The business owners got the letters because the they hadn’t submitted an application to the state for a license yet and had no proof of approval from the communities where they were operating. As a result, the state deemed that they were operating illegally.
The list was derived from publicly available information, including websites such as weedmaps.com, said David Harns, spokesman for LARA. A quick round of phone calls Thursday to a dozen of the businesses on the list revealed recordings that the lines that had been disconnected.
“After the news of the first round of letters hit, we found a lot more had voluntarily closed before we got there," Harns said. "We haven’t checked back to see if they’re all still operating, but we’ve had a number of businesses contact us to dispute that they’re operating illegally."
For example, Bloomfield Hills attorney Michael Stein, who represents several Detroit dispensaries, said some of his clients got the letter, but have a court order to prove that those businesses can continue to operate while they battle over the lack of a medical marijuana ordinance in Detroit.

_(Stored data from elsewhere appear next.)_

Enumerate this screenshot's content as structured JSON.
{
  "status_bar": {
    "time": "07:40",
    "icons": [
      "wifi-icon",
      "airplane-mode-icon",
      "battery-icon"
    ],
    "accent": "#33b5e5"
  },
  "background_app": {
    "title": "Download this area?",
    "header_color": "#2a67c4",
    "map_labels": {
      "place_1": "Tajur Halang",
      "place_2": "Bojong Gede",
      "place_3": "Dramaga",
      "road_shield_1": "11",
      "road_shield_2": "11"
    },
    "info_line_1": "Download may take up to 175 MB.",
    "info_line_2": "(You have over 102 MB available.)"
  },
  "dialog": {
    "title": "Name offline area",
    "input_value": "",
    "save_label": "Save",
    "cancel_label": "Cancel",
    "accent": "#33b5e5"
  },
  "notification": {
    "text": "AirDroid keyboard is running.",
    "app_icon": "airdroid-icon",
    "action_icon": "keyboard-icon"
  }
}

“There are quite a few scenarios that we’ve heard about and we’re checking into it,” Harns said.
As for the patients with medical marijuana cards — there are more than 277,000 in Michigan — Harns noted that while 210 dispensaries may have been ordered to shutter their businesses, there are still 215 operating in the state under temporary emergency rules passed by LARA. Those businesses have submitted license applications and have at least temporary, if not full, approval from the communities where they're located.
“There are more open than we’ve sent cease and desist letters to,” Harns said. “There still are a large number of places where people can get their medicine.”
The Michigan Medical Marijuana Licensing Board is scheduled to meet April 19 to consider more applications for licenses.